Sa haine des juifs est obsessionnelle. Il les voit partout : dans la presse, les arts, la politique. Les juifs détiennent le capital mais ils sont aussi derrière le communisme: normal, ils ne laissent rien au hasard. Le terme « juif » est omniprésent, il revient 962 fois en 200 pages, et encore, je ne compte pas les synonymes méprisants, les youtres, les youpins et autres termes. Avouez qu’avec une moyenne de 4,8 apparitions par page, cela relève d’une obsession.

Je me suis donc demandé pourquoi ressortir un tel texte aujourd’hui? Quelle est la raison qui peut pousser une maison d’édition à publier un texte fondamentalement antisémite, dans une France qui, ces dernières années, a connu une recrudescence des actes violents contre les juifs (affaires Ilan Halimi et Sarah Halimi, attentat de Toulouse, attentat de l’Hyper Cacher)?
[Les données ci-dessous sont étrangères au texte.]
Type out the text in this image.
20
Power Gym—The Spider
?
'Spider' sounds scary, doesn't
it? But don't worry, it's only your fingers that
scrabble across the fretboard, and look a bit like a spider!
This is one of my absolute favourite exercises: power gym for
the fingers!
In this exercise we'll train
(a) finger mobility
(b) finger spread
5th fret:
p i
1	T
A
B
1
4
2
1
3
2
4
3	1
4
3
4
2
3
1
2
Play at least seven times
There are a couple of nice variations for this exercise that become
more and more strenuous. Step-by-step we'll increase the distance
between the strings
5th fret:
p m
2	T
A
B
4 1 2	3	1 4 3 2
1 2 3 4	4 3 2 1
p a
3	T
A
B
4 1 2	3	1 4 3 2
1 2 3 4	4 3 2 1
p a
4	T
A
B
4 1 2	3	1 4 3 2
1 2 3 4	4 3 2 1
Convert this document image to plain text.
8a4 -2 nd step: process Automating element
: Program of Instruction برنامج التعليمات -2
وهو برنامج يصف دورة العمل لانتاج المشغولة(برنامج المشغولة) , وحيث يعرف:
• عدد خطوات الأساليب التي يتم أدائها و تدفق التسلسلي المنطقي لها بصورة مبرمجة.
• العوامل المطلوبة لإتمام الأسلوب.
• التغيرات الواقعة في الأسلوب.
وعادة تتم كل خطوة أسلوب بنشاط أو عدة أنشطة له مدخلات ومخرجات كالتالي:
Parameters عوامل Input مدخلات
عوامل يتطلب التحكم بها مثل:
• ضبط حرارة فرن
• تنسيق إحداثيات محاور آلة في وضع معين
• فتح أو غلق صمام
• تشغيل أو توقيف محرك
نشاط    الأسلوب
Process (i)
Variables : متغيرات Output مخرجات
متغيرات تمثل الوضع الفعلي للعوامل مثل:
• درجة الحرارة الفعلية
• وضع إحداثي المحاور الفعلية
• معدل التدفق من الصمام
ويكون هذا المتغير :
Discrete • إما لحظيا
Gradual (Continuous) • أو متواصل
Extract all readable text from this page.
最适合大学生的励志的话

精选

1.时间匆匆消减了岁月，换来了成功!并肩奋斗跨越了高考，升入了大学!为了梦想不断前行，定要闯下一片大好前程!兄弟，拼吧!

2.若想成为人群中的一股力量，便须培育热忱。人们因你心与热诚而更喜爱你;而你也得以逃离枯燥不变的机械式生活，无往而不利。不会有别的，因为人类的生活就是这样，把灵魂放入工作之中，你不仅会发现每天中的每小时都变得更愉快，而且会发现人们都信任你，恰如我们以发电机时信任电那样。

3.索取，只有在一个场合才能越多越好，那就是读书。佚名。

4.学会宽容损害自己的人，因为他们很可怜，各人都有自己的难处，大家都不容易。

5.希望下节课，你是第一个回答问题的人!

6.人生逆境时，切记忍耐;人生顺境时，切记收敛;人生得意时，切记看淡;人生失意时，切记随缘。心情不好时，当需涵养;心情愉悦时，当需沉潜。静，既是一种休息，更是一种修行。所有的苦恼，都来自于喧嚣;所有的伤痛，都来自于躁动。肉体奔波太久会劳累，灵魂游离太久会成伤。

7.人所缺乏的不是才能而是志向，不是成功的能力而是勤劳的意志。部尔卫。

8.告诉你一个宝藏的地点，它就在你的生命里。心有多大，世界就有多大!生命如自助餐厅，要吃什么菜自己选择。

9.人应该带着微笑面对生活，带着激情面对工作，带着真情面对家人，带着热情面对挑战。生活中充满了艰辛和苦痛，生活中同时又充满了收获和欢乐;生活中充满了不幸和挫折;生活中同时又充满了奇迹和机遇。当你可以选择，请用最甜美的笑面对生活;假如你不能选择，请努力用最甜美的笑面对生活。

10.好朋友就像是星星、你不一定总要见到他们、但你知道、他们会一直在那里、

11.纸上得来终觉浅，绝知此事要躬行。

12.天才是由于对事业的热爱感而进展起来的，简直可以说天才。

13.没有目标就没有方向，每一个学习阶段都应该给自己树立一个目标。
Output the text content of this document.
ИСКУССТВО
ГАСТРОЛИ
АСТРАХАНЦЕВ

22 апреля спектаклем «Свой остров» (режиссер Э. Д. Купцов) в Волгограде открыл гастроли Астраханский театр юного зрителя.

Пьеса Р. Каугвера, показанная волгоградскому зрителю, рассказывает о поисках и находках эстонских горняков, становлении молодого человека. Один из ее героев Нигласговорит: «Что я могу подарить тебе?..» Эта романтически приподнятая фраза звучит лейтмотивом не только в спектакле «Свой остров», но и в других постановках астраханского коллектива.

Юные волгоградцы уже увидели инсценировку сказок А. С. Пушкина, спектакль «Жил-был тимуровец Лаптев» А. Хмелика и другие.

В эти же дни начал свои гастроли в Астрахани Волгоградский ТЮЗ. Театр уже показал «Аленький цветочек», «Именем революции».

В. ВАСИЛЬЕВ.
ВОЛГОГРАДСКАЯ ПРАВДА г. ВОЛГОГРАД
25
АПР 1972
Vivent les bons Soviets, bien youpins ! Rien ne résiste à la propagande, le tout est d’y mettre assez d’or… et les Juifs possèdent tout l’or du monde… des Monts Oural à l’Alaska ! de Californie jusqu’en Perse ! Du Klondike à la Cité !  » Cité  » !  » Lyonnais  » ! Guichets où se raccrochent, à geindre, ces sucrés de paumés d’Aryens ! le guichet des Lamentations ! L’armée des croupions surtendus ! La ruée vers l’or des emprunts mous ! Pleurer nourrit ! Pleurer fait fondre ! PIeurer c’est le triomphe des Juifs ! Réussit admirablement ! Le monde à nous par les larmes ! Vingt millions de martyrs bien entraînés c’est une force ! Les persécutés surgissent, hâves, blêmis, de la nuit des temps, des siècles de torture… L.es voici les fantômes… remords… suspendus à nos flancs… Léon Blum,… Hayes,… Zuckor…. Litvinoff,… Lévitan,… Brunschwig… Bernstein,… Bader…. Kérensky,… cent mille Lévy,… Chaplin le crucifié… Les Marx Brothers tragédiques… Nous avons fait trop de martyrs… Comment racheter tous nos crimes…. Nous les avons fait trop souffrir… Vite, faut qu’ils prennent tous nos boulots, tout notre petit pèze… Nos ultimes petits fifrelins. Il faut qu’on nous saigne encore… à fond… deux… trois… dix guerres bien atroces. Faut qu’on abatte toutes les frontières avec nos viandes de vaches aryennes… Trop justes à présent, les pogroms… pour nous, Nom de Dieu ! Tout pour nous !… Trop juste qu’ils organisent. C’est une bénédiction du Ciel ! Je me ferais tatouer le Golgotha, moi, pour me faire pardonner. Jéhovah créa les nations pour qu’elles soient immolées comme autant de victimes humaines en expiation des péchés d’Israël.

Passe encore si le texte était d’une qualité époustouflante, si ses vertus littéraires avaient pu effacer les ordures sémantiques qui le jalonnent. Mais non, comme vous pouvez le voir dans les quelques paragraphes que j’ai extraits, ce n’est pas en faisant étudier Bagatelles pour un massacre dans les écoles qu’on fera progresser le niveau de la pratique du français. Pourquoi diable s’acharner, dans ce cas, à vouloir publier de nouveau ce texte?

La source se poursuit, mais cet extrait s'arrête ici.